I told her. By the time I got through we were heading down Boylston Street through Copley Square with the sun reflecting off the empty John Hancock Building and the fountain sparkling in the plaza. I left out only the part about Hawk shoving one of the kids. Paternalism is hard to shake.
“Good Jesus,” she said. “What the hell have we become.”
“You’ve become endangered species among other things. The only way out for you is to do what I say. That includes throwing Rose and Jane off the back of the sleigh.”
“I can’t… double-cross them. I know that sounds melodramatic but I don’t know how else to put it.”
“It’s better than saying you can’t betray them. But however you put it, you’re wrong. You’ve gotten yourself into a place where all the choices are lousy. But they seem clear. You’ve got kids that need a mother, you’ve got a husband that needs a wife. You’ve got a life and it needs you to live it. You’re a handsome intelligent broad in the middle of something that could still be a good life.” I turned left at Bonwit’s onto Berkeley Street. “Somebody has got to go inside for that old cop. And I won’t be crying if it’s Rose and Jane.
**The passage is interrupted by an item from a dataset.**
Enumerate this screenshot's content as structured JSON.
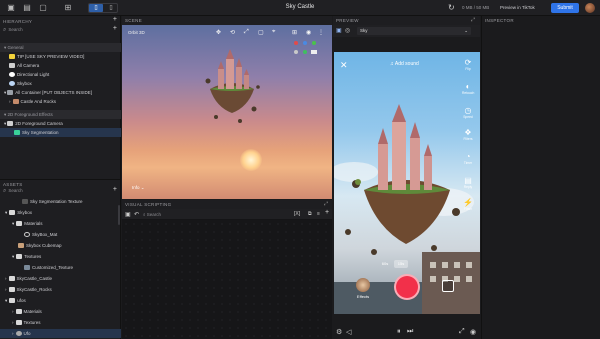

They snuffed him like a candle when he got in their way. And if we can hook King Powers on the same line, I say we’ve done good.”
I turned right onto Marlborough Street and pulled into the curb by the hydrant in front of my apartment. We went up in silence. And we were silent when we got inside. The silence got awkward inside because it was pregnant with self-awareness. We were awkwardly aware that we were alone together in my apartment and that awareness hung between us as if Kate Millett had never been born. “I’ll make us some supper,” I said. “Want a drink first?” My voice was a little husky but I didn’t want to clear my throat. That would have been embarrassing, like an old Leon Errol movie.
“Are you having one?” she said.
“I’m having a beer.” My voice had gone from husky to hoarse. I coughed to conceal the fact that I was clearing it.
“I’ll have one too,” she said.
I got two cans of Utica Club cream ale out of the refrigerator.
“Glass?” I said.
“No, can’s fine,” she said.
“Ever try this,” I said. “Really very good. Since they stopped importing Amstel, I’ve been experimenting around.”
“It’s very nice,” she said.
“Want spaghetti?”
“Sure, that would be fine.”
I took a container of sauce from the freezer and ran it under hot water and popped the crimson block of frozen sauce out into a saucepan. I put the gas on very low under the pan, covered it and drank some Utica Club cream ale.
“When I was a kid, I remember being out in western Mass some and they used to advertise Utica Club with a little character made out of the U and the C. I think he was called Ukie.” I coughed again, and finished the beer. Pam Shepard was leaning her backside on one of the two counter stools in my kitchen, her legs straight out in front of her and slightly apart so that the light summer print dress she wore pulled tight over the tops of her thighs. I wondered if tumescent could be a noun. I am a tumescent? Sounded good. She sipped a little of the beer from the can.